After witnessing such resoundingly positive effects, a top priority for community gardeners is to expand and get as much of a city involved as possible. That’s why, this time, Urban Harvest isn’t just relocating—it’s scaling up. While in the past Urban Harvest has been necessarily limited to being a community garden, now it’s embarking on the impossibly exciting task of tackling urban farming, or the Food Roof Farm, as it will be called.

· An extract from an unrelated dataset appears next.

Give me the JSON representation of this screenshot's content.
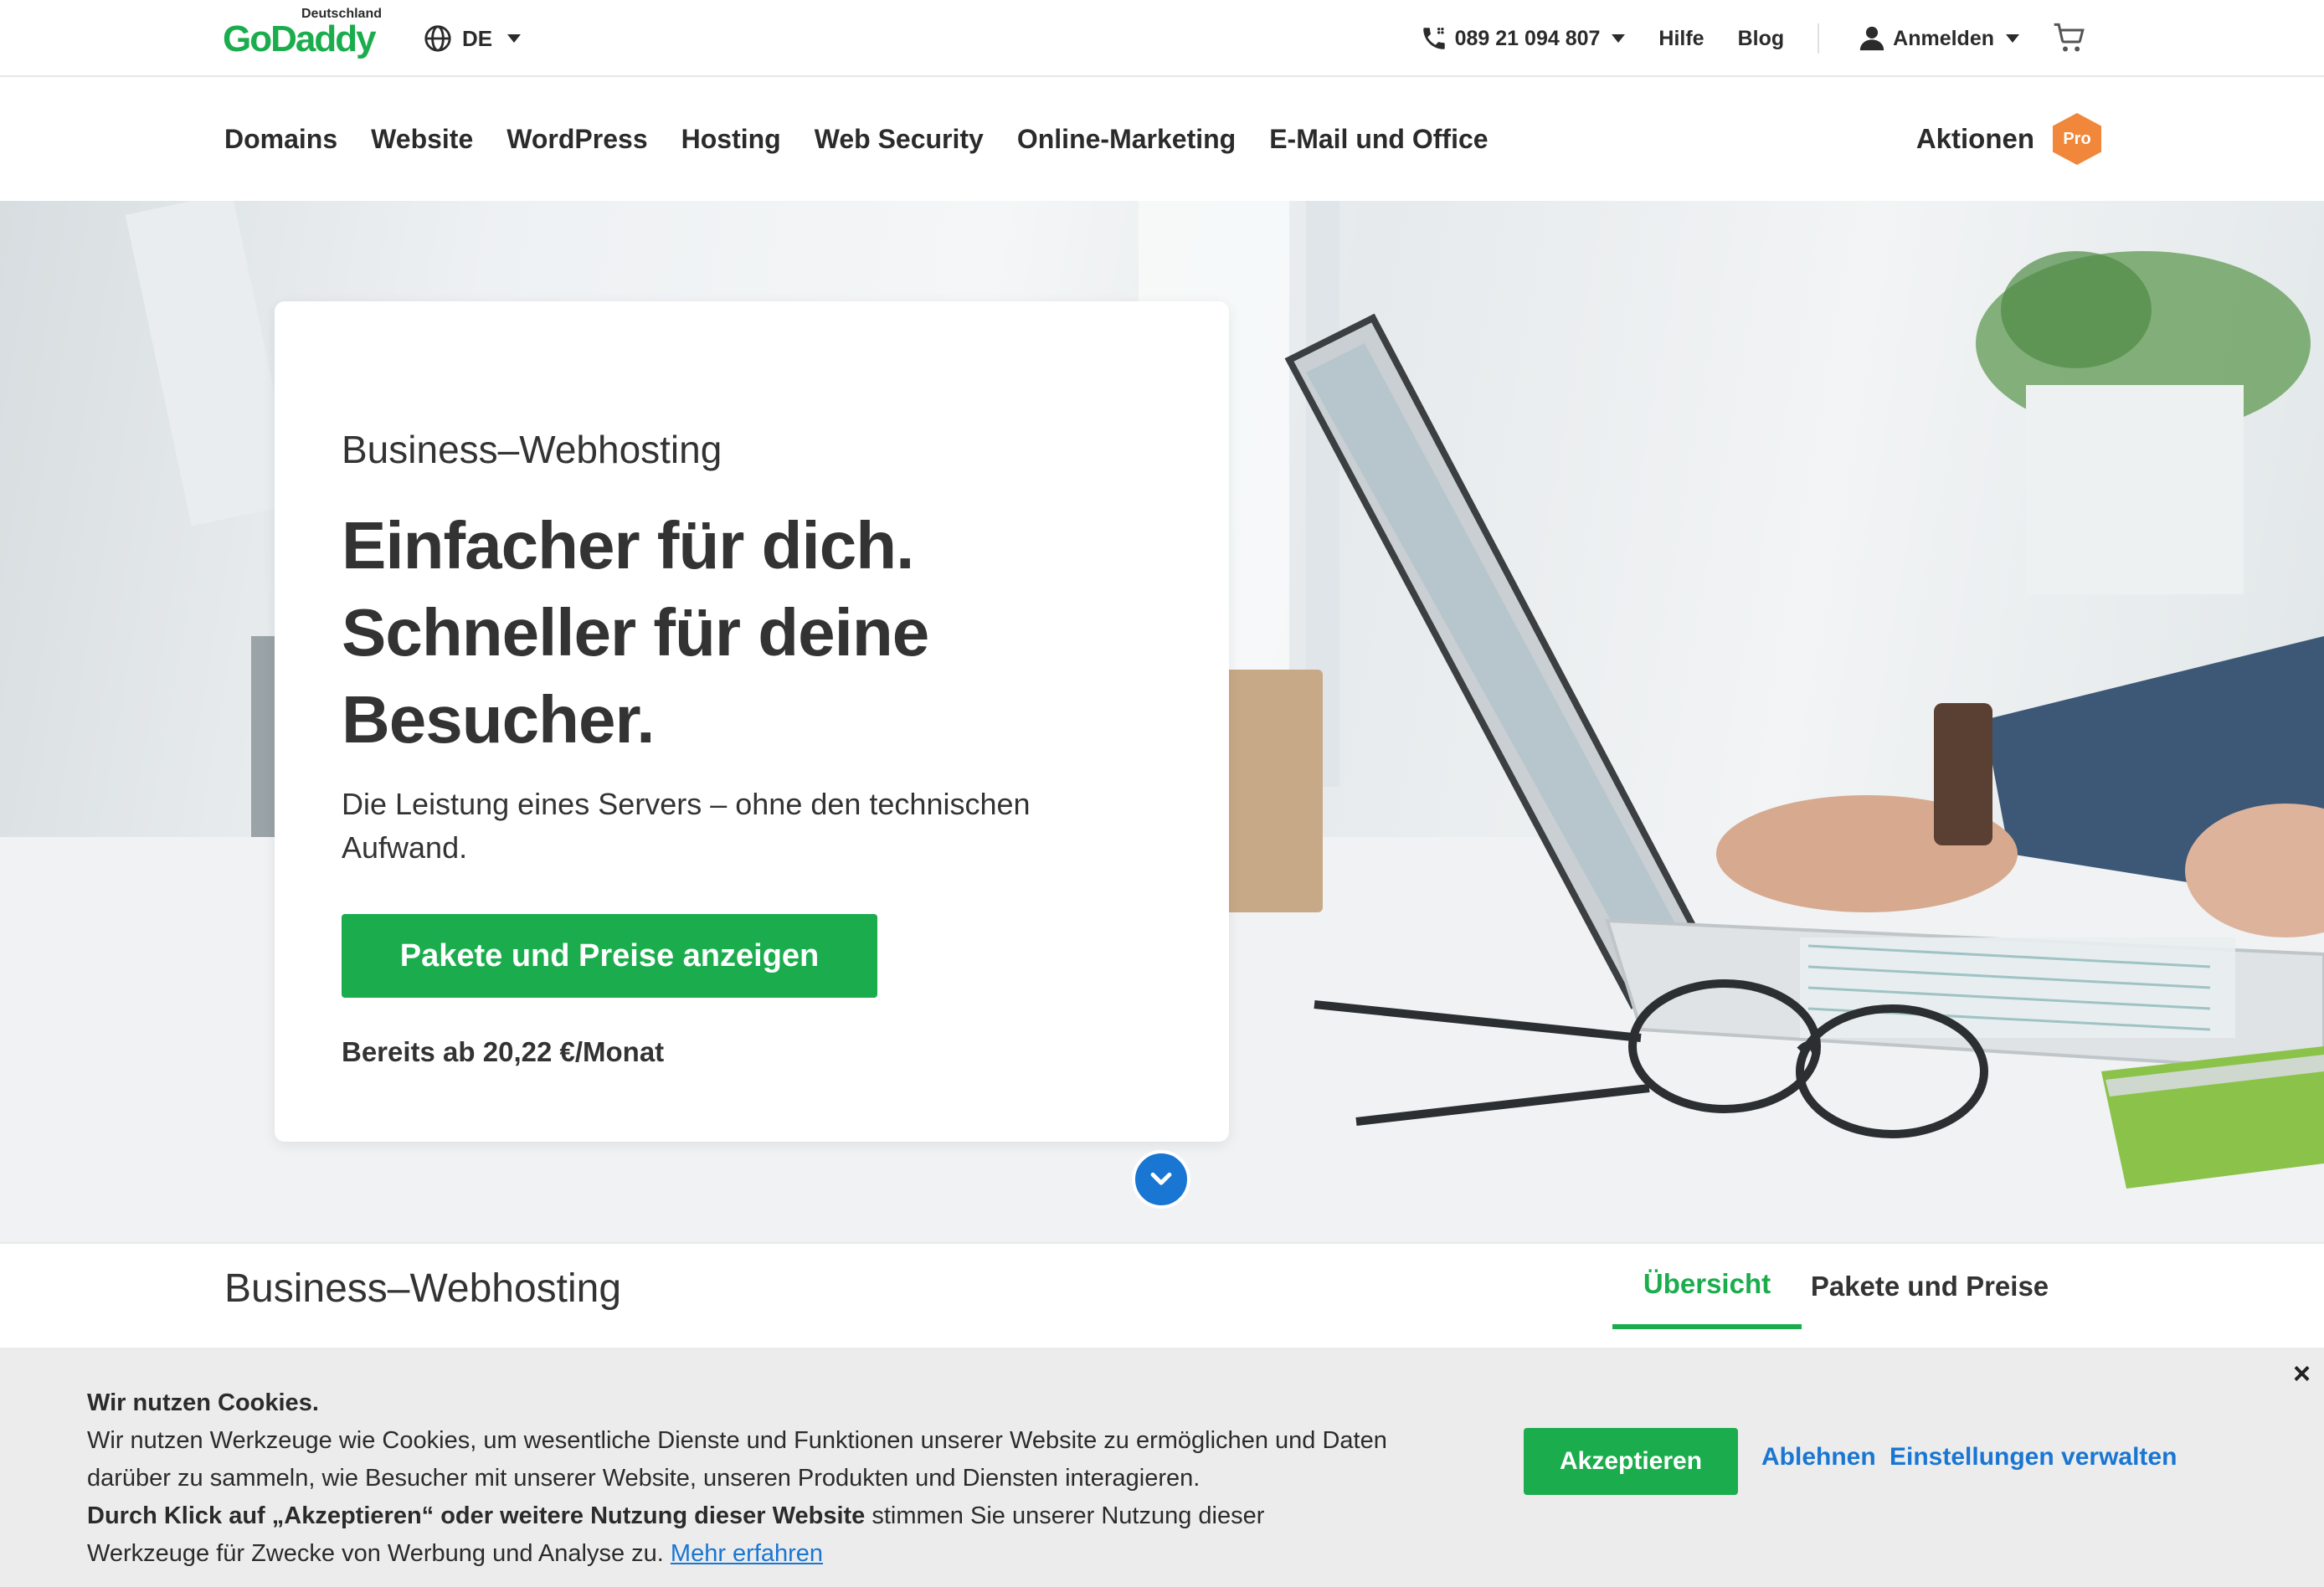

The idea for the Food Roof Farm was born out of the realization that, not only were there many people sitting on the waiting list for the community garden, there were also many people who wanted access to fresh, local food without necessarily having to grow it themselves. The Food Roof Farm, which is 10,000 square feet and is set to open to the community this summer, will address these needs by incorporating a larger community garden into a working CSA farm that sells community-supported agriculture shares. It will also expand on its educational purpose, designating a built-in space for classes and workshops. Urban farms of this kind also have a more tangible economic influence than smaller community gardens, because they sell food to the public and create jobs. They can also help to combat the problems of food deserts, or areas that don’t have ready access to healthy, affordable foods. In a brilliantly understated pun, Mary said, “It’s just kind of taking the seed that we started with and growing it to the next level.” She added, “Making it more accessible to everybody in the community.”

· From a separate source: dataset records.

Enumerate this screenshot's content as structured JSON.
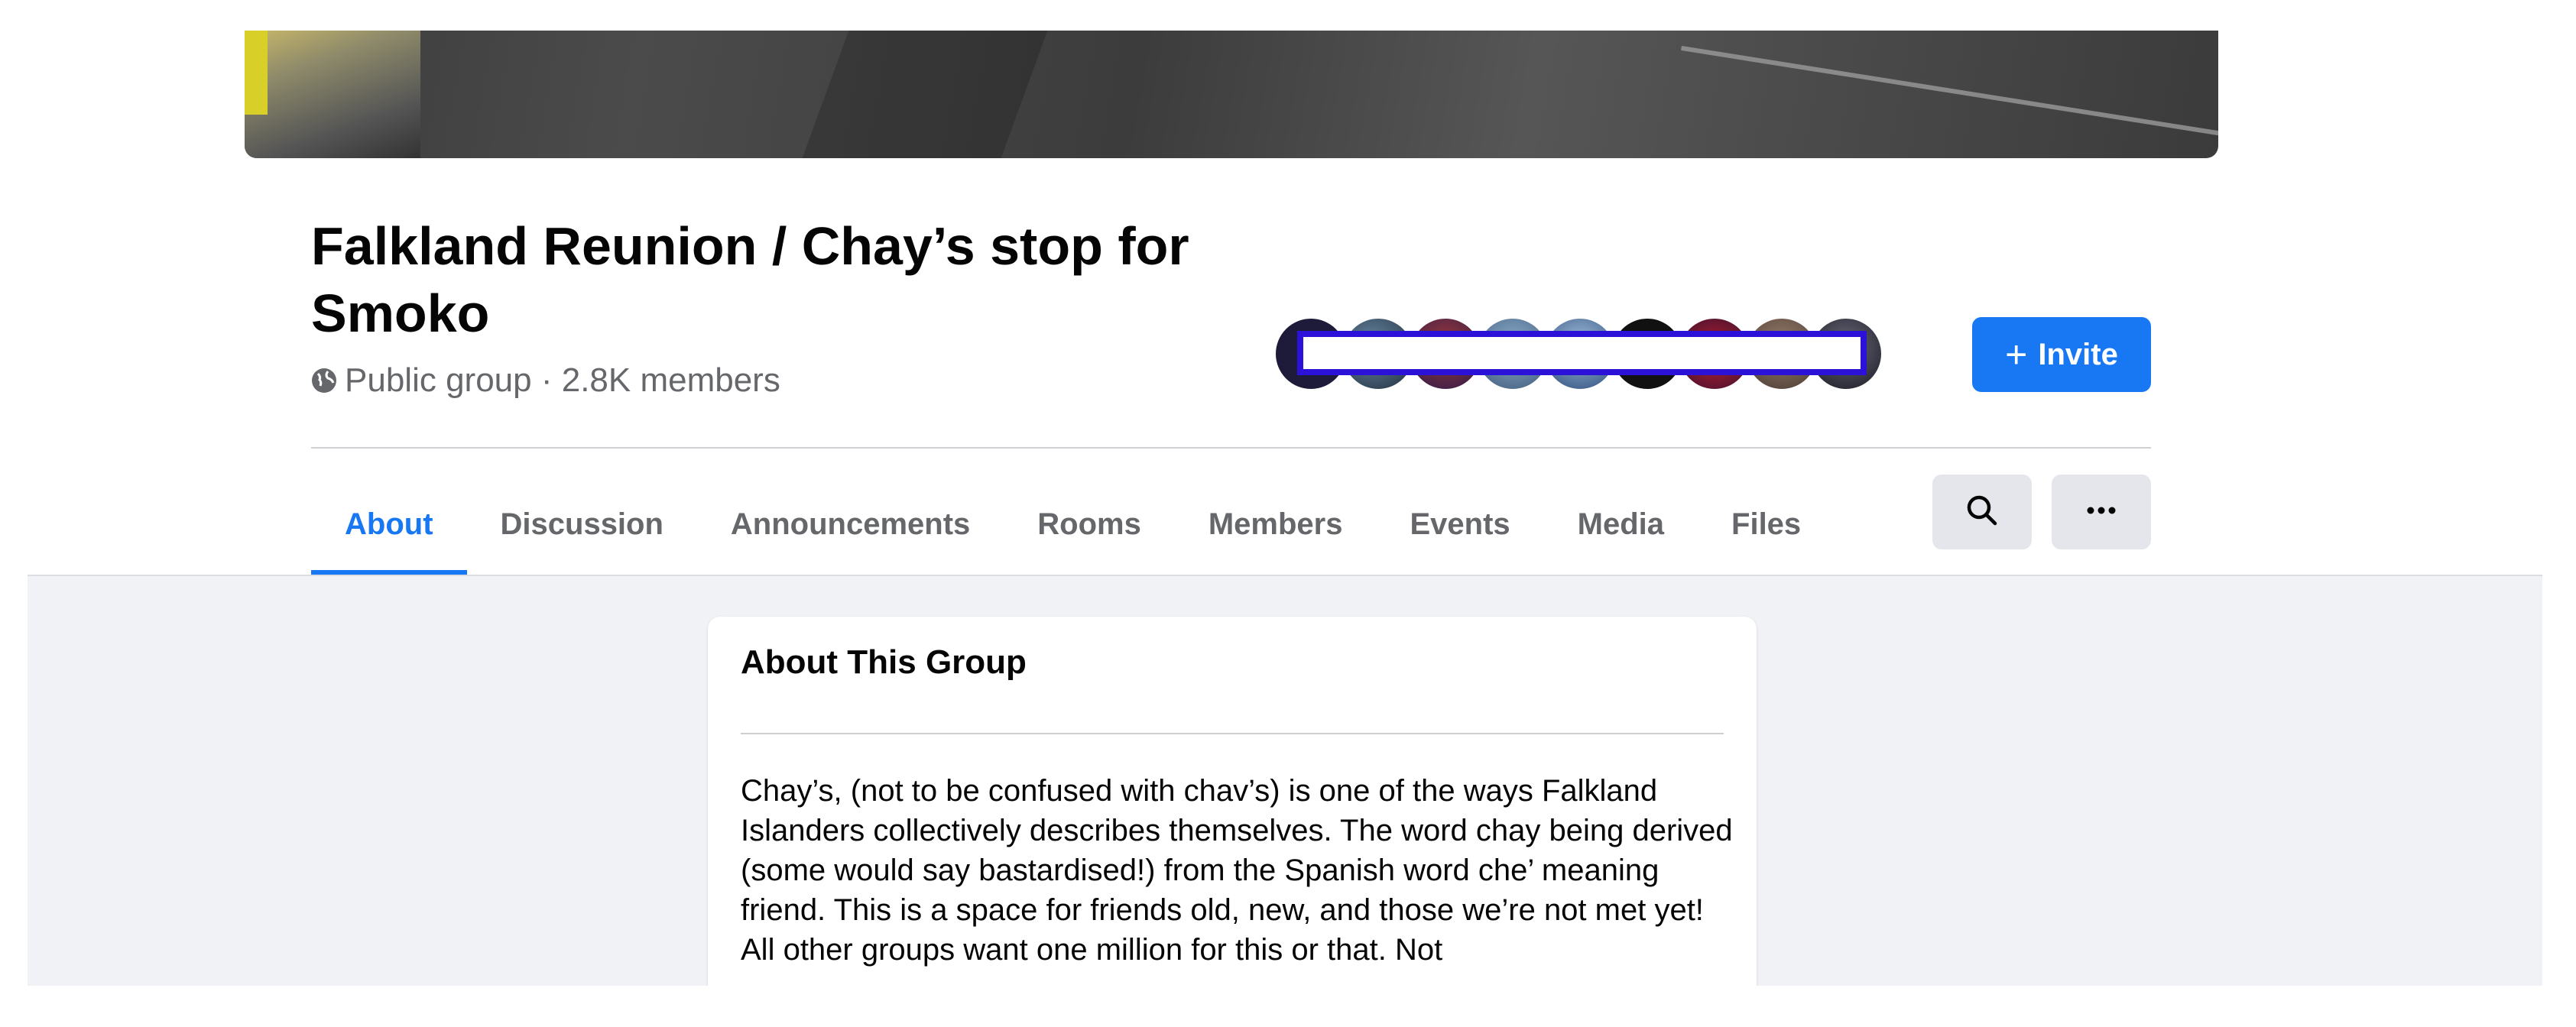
{
  "group": {
    "name": "Falkland Reunion / Chay’s stop for Smoko",
    "privacy": "Public group",
    "separator": " · ",
    "members": "2.8K members"
  },
  "actions": {
    "invite_label": "Invite"
  },
  "tabs": [
    {
      "label": "About",
      "active": true
    },
    {
      "label": "Discussion",
      "active": false
    },
    {
      "label": "Announcements",
      "active": false
    },
    {
      "label": "Rooms",
      "active": false
    },
    {
      "label": "Members",
      "active": false
    },
    {
      "label": "Events",
      "active": false
    },
    {
      "label": "Media",
      "active": false
    },
    {
      "label": "Files",
      "active": false
    }
  ],
  "about": {
    "heading": "About This Group",
    "description": "Chay’s, (not to be confused with chav’s) is one of the ways Falkland Islanders collectively describes themselves. The word chay being derived (some would say bastardised!) from the Spanish word che’ meaning friend. This is a space for friends old, new, and those we’re not met yet! All other groups want one million for this or that. Not"
  },
  "icons": {
    "privacy": "globe-icon",
    "search": "search-icon",
    "more": "more-icon",
    "invite": "plus-icon"
  },
  "colors": {
    "accent": "#1877f2",
    "secondary_text": "#65676b",
    "redaction_border": "#2c11d8",
    "page_gray": "#f0f2f5"
  }
}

The fact that Urban Harvest STL has grown from a small rooftop farm into a 10,000 square foot urban farm while staying true to its community values demonstrates a resilience and adaptability that St. Louis, a city in desperate need of a major overhaul, needs. Change, especially socioeconomic change, will only be successful if it starts at a grassroots level, just as Mary feels a community garden will only be successful if it is neighbor-based. Community gardens may not be able to fix all of St. Louis’s problems, but they certainly are a start.
“I think that this is just kind of the pilot project,” Mary mused during our interview.” “We’re going to get this one up and running, and we’re going to experiment with it, and, you know, learn from it over the next couple years, and then we hope to scale up to more areas downtown—rooftops, vacant lots, whatever the opportunity we can find, and grow more.”

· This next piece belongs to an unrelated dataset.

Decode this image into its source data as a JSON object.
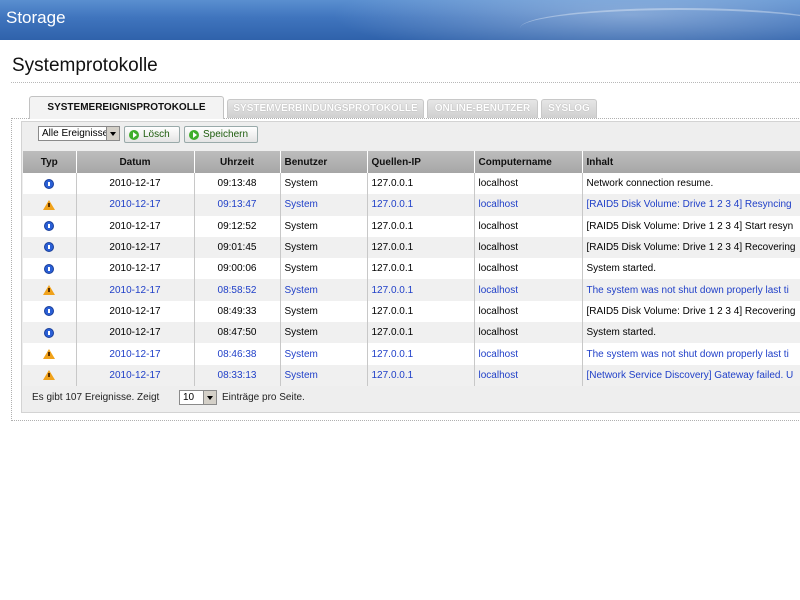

Mary also believes in this project because she thinks everyone can be a gardener. As she said, “It’s to incorporate more people that want to grow their own food and then just show people that you can grow food, anywhere. If we can grow food first on a vacant lot downtown, second on the top deck of a parking garage, and third on a rooftop downtown, we’re trying to say, you know, if you have an interest, wherever your opportunity is, you can take back that space and do it.”
The community garden at the heart of Urban Harvest STL inspires people to do more with the city they live in. Every city is full of unproductive and forgotten spaces—demolished lots, eroding parking spaces, unused rooftops and empty parks. A community gardener looks at those spaces, squints a little, and sees potential. She digs her roots into the ground and blooms where she’s planted. If she’s lucky, a community of grounded people will follow her example, growing their roots around her.